Short-Range Migration of A-Site Cations Inhibit Photoinduced Phase Segregation in FAxMAyCs1–x–yPbI3–zBrz Single Crystals

Abstract

Mixed halide perovskites, particularly for mixed iodine (I) and bromine (Br), are promising semiconductor materials for multi-junction solar cells due to their band gap modulations; however numerous research studies have shown that halides undergo ion migration under light excitation, resulting in undesired phase segregation, which severely affects the device long-term stability. In high-Br-content (40%) mixed halide perovskites, I-rich and Br-rich regions simultaneously come into being under illuminations, whereas in a low Br content (<10%), the photoinduced phase segregation process is still unclear until now. On the other hand, the severity of phase segregation relies on defect density, especially prone to occur at grain boundaries in thin films. Here, we investigated the regulation of the phase segregation process by A-site cations in FAxMAyCs1–x–yPbI3–zBrz single crystals (SCs) under illuminations that evade disturbance of grain boundaries.

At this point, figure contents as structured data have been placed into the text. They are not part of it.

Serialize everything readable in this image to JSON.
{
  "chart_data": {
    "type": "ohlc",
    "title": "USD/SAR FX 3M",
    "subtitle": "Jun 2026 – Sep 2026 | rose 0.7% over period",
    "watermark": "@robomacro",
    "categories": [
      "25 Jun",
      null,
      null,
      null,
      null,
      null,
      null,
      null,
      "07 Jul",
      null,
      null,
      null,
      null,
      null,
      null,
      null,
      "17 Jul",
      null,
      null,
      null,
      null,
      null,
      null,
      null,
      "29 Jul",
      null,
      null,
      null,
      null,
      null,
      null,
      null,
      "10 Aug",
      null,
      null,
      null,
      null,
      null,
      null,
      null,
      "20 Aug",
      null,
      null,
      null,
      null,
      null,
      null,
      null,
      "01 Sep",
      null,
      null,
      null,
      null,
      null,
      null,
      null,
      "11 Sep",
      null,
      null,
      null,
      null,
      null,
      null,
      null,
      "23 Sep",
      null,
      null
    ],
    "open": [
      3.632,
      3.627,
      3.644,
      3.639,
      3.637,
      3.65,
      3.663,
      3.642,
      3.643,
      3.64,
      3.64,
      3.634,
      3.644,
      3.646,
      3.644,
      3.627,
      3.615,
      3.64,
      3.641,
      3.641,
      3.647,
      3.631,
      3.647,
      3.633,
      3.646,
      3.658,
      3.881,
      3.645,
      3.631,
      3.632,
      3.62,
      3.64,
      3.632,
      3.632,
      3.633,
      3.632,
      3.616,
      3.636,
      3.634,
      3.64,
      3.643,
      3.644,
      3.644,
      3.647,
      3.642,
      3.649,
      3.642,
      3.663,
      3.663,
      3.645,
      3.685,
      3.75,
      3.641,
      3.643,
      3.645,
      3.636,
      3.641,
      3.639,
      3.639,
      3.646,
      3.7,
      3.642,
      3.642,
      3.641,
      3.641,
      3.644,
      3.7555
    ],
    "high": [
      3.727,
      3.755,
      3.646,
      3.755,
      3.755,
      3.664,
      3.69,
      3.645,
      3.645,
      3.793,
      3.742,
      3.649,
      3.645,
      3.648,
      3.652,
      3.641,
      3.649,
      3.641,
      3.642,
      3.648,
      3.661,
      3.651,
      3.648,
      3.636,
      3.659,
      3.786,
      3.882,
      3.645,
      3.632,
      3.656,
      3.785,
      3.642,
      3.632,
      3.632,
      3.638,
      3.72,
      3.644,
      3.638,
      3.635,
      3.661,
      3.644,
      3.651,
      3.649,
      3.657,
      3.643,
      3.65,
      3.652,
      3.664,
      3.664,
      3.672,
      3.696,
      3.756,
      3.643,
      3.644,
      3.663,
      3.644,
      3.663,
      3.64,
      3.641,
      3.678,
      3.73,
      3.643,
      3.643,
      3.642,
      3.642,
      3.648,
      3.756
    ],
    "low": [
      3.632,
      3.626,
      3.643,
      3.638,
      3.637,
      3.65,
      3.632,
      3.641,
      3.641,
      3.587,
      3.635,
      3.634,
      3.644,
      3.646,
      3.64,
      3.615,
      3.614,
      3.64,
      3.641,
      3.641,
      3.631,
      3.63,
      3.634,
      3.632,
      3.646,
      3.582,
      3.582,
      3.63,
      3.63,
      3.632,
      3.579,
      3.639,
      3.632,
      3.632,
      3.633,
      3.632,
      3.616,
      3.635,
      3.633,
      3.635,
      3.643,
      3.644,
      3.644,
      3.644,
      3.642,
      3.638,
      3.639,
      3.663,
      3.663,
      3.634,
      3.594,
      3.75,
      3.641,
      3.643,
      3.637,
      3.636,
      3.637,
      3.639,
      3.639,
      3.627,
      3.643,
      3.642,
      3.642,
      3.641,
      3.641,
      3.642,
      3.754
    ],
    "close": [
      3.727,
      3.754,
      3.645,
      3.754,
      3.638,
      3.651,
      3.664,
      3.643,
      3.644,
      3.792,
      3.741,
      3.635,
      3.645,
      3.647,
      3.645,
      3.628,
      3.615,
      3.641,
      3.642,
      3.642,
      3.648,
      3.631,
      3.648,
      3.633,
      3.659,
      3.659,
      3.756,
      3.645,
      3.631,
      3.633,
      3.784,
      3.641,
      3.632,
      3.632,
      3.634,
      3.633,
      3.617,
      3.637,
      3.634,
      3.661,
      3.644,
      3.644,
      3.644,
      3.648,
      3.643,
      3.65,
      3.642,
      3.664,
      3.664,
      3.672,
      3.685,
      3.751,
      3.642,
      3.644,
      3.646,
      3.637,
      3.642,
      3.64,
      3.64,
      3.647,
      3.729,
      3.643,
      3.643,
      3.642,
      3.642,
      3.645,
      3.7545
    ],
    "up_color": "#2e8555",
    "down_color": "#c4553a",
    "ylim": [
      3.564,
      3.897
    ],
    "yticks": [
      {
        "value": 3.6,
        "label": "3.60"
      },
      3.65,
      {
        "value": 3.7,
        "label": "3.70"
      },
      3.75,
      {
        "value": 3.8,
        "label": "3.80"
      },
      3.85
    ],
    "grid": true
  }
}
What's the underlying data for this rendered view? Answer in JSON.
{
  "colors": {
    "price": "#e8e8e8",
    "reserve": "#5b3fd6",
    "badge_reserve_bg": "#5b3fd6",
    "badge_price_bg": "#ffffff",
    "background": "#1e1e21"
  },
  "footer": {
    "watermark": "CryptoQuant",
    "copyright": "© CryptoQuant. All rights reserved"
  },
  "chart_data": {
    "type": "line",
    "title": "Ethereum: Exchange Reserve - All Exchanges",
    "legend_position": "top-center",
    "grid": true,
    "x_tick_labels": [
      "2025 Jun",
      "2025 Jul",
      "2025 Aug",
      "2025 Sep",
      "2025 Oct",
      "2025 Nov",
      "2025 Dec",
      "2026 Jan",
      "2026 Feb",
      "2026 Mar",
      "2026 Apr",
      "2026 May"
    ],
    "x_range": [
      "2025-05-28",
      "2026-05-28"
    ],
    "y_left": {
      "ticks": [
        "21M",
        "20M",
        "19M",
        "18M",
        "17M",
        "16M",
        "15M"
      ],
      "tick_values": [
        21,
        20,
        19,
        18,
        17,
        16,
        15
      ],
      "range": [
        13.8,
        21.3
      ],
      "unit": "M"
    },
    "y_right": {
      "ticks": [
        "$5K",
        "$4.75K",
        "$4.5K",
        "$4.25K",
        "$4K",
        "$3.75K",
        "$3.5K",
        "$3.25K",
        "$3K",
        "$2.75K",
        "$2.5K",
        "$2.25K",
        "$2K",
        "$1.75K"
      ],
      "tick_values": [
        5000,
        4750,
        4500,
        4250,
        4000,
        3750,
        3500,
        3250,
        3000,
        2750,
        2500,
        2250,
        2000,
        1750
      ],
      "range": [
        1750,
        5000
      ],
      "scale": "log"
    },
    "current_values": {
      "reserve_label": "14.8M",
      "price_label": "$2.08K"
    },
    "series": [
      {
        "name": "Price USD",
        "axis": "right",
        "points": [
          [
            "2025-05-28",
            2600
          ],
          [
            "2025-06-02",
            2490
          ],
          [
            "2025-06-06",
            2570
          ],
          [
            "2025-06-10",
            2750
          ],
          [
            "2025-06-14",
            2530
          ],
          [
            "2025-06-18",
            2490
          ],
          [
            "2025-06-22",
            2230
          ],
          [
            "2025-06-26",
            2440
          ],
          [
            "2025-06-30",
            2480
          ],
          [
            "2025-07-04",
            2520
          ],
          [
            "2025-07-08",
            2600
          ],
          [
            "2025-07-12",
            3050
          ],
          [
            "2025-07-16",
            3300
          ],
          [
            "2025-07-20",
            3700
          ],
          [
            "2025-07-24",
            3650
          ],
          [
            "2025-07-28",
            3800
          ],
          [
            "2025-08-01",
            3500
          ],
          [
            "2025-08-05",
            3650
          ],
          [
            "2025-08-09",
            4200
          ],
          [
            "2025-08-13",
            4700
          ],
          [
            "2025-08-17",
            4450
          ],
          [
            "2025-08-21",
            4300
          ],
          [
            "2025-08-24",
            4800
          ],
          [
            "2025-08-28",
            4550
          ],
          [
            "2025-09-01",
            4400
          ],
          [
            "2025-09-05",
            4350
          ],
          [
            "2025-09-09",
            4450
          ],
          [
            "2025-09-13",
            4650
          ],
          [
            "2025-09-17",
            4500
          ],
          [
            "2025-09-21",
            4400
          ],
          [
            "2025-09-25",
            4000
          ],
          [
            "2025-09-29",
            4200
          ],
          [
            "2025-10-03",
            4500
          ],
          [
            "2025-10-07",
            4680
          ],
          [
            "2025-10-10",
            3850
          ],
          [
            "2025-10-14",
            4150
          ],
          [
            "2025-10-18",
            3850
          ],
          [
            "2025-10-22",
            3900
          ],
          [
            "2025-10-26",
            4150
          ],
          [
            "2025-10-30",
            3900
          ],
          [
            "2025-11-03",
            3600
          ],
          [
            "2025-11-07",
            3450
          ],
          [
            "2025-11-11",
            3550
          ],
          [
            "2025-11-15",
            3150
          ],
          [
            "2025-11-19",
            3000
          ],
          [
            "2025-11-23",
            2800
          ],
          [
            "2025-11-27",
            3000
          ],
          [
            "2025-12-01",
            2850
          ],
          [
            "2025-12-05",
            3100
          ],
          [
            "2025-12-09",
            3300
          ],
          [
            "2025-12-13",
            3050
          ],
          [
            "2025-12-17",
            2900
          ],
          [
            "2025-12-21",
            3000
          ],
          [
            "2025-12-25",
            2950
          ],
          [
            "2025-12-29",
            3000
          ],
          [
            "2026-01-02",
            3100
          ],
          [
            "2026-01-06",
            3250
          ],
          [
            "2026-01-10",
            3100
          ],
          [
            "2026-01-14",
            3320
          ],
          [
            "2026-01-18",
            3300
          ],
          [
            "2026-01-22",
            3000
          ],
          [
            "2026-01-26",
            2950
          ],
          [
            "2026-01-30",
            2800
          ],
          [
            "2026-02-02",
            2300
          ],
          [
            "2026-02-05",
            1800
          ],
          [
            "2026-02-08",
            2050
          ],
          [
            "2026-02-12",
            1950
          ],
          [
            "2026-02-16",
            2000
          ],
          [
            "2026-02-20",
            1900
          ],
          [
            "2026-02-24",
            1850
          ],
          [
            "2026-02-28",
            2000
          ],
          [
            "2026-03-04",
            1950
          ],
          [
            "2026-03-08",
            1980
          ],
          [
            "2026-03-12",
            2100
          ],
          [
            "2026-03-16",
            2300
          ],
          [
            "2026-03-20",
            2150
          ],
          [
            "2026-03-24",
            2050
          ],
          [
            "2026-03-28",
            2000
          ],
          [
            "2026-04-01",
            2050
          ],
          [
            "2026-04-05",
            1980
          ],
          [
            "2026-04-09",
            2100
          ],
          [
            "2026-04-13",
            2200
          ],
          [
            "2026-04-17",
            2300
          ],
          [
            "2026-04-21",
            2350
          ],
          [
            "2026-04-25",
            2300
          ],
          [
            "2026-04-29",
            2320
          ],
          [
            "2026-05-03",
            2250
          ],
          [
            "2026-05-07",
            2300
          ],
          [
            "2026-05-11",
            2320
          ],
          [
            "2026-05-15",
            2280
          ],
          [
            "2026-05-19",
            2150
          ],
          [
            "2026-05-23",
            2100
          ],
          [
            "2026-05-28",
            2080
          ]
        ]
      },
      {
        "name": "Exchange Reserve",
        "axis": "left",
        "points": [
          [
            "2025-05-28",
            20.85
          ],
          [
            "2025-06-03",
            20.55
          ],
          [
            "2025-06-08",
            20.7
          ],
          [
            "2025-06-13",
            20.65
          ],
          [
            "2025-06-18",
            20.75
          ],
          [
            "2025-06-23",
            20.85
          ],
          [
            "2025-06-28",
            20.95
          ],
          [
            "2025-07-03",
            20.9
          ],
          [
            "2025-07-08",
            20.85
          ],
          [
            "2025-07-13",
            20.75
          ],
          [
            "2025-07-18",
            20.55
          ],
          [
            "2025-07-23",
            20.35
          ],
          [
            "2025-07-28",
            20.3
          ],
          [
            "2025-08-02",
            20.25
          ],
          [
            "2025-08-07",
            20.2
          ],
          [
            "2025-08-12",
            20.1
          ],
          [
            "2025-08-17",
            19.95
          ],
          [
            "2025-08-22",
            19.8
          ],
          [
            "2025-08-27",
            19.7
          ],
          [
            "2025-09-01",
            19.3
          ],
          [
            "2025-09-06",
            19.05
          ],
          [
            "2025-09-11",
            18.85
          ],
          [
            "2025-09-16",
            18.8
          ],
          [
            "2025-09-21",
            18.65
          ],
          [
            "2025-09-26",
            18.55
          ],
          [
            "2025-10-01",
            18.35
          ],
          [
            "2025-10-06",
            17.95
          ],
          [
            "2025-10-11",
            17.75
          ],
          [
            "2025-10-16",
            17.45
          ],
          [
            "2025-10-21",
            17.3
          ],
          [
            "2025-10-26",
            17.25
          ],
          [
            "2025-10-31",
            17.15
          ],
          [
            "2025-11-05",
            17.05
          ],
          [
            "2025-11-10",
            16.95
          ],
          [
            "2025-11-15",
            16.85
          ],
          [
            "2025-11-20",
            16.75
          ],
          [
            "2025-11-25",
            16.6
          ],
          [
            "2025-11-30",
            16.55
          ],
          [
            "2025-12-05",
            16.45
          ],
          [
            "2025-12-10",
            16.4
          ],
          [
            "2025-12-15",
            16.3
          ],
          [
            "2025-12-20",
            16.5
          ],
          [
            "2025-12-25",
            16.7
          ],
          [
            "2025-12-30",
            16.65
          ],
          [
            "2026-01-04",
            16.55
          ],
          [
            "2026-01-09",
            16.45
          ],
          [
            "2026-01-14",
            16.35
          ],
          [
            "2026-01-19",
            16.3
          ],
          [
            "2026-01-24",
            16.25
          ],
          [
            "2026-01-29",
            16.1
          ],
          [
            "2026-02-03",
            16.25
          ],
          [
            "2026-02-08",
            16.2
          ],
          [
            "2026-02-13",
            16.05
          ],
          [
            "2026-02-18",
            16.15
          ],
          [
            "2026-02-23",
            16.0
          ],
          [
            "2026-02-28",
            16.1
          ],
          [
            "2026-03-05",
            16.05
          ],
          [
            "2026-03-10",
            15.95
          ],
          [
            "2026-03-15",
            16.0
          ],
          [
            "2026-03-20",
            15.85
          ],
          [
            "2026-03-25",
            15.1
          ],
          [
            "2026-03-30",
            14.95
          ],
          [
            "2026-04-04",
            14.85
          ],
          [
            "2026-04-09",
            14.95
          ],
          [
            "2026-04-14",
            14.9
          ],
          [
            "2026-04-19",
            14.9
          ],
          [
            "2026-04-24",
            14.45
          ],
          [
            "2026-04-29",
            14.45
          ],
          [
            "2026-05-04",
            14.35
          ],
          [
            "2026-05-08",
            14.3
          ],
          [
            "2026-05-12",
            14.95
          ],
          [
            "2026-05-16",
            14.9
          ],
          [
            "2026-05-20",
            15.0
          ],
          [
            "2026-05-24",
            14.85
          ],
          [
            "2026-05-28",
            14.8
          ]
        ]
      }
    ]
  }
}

It reveals that the introduction of MA, Cs, and Br into FAxMAyCs1–x–yPbI3–zBrz SCs leads to crystal lattice distortion, which confins the long-range migration of ions, and only the short-range migration at a local range occurs under illuminations. This short-range migration further affects the directional polarization of MA and brings lattice relaxation, which is helpful for eliminating local stress imbalance and shallow level traps, ultimately enhancing the stability under illumination.